Elliot Colburn was elected as the MP for Wallington and Carshalton in the General Election held last December, unseating LibDem Tom Brake.
Brake, who helped to establish a local ecological charity during his 22 years as MP, is thought to have never once questioned incinerator operators Viridor over their management of the Beddington Farmlands nature reserve. New Tory MP Colburn has done so within his first six months in the job.
Inside Croydon reported earlier this month how water levels of the lakes in the Beddington Farmlands had been allowed to drop, rendering ground-nesting lapwings and plovers vulnerable to attacks by foxes and other predators on what were supposed to be “predator-proof” islands.

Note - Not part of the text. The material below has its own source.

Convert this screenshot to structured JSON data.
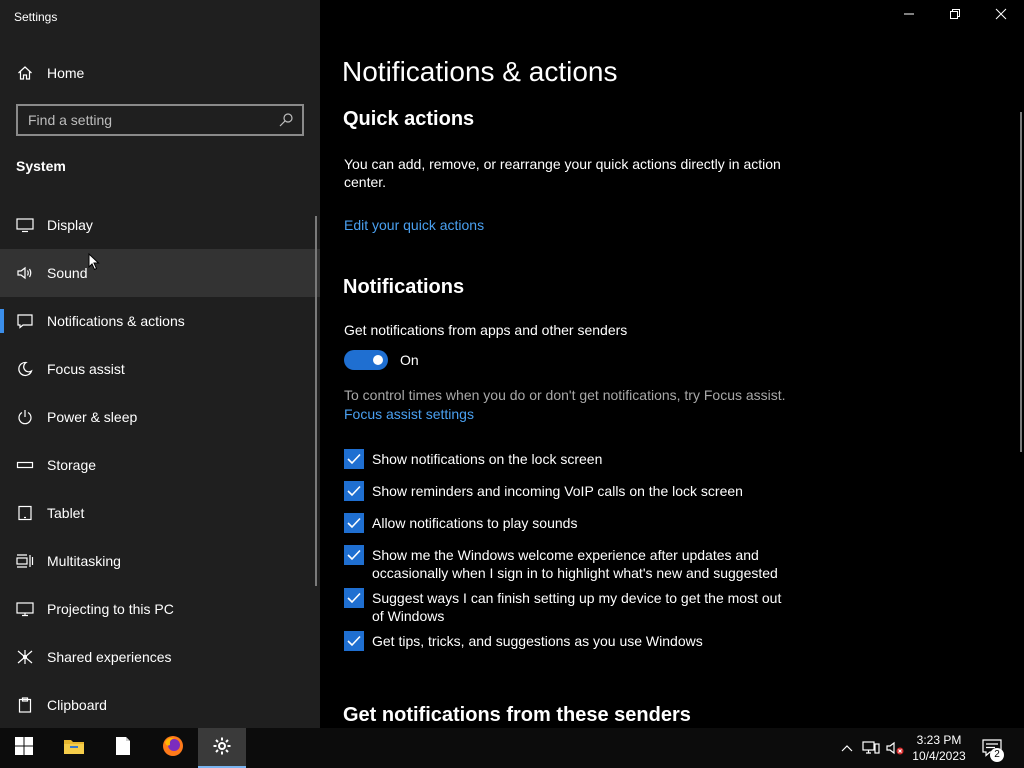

And now, according to a report on a specialist conservation website, “The tree sparrow colony at Beddington Farmlands – which used to be one of the biggest in England – is all but lost following a shocking decline of the species at the London site, with analysis in the Beddington Farmlands 2019 Bird and Wildlife Report suggesting failed habitat management as the key factor.”
It is Viridor and their partners, LibDem-controlled Sutton Council, who are principally responsible for the habitat management of the site and the enforcement of planning conditions.
The website, birdguides.com, reports: “The site owners at Beddington, Viridor, built a 300,000-ton incinerator some 20 metres from a significant part of the tree sparrow colony – permission for which was granted in 2013 – and it is that year when the most stark crash occurred. In 2012, 61 pairs fledged 365 young, but in 2013 nine pairs fledged 42 young.
“As of 2019, the number of individual birds and brood efforts is in single figures and it seems unlikely the colony can recover from this point.”
Colburn fired off his letter to Viridor on Monday, in which he wrote, “Two very urgent concerns regarding the Beddington Farmlands have come to my attention.
“First is the reports that nesting birds, including endangered species, have suffered fox attacks following low water levels in the hot weather. Could you please advise what action is being taken to prevent this?
“Second relates to reports that building work at the Oak Copse protected site has started during the lockdown without planning permission, including the felling over more than 20 trees.
“Could you please advise who owns this piece of land, who is responsible for the felling, and if any planning enforcement is taking place?”
Two days later, and Viridor have failed to respond to Colburn’s first question, although they were quick to provide a “nuffink to do with us, guv” response regarding the unauthorised felling at Oak Copse, which they say is on land outside of their control.
It is understood that Sutton Council, belatedly, has issued a stop order on the tree felling, but this has been ignored by the developers and the council says that they are taking “further action”.
The concern over Oak Copse is that once this corner of the nature reserve is stripped of its trees and habitat, it will be easier for developers to seek to industrialise the area and build on it.
According to an email sent by LibDem council cabinet member Jayne McCoy to another Sutton councillor, the trees were illegally felled some time ago. A retrospective planning application for the site would be rejected by the council, McCoy believes, due to the status of the land, though she has refused to reveal who owns the land.
Today, MP Colburn said, “I’m trying to find out who does own the land, along with what ‘further action’ actually means.”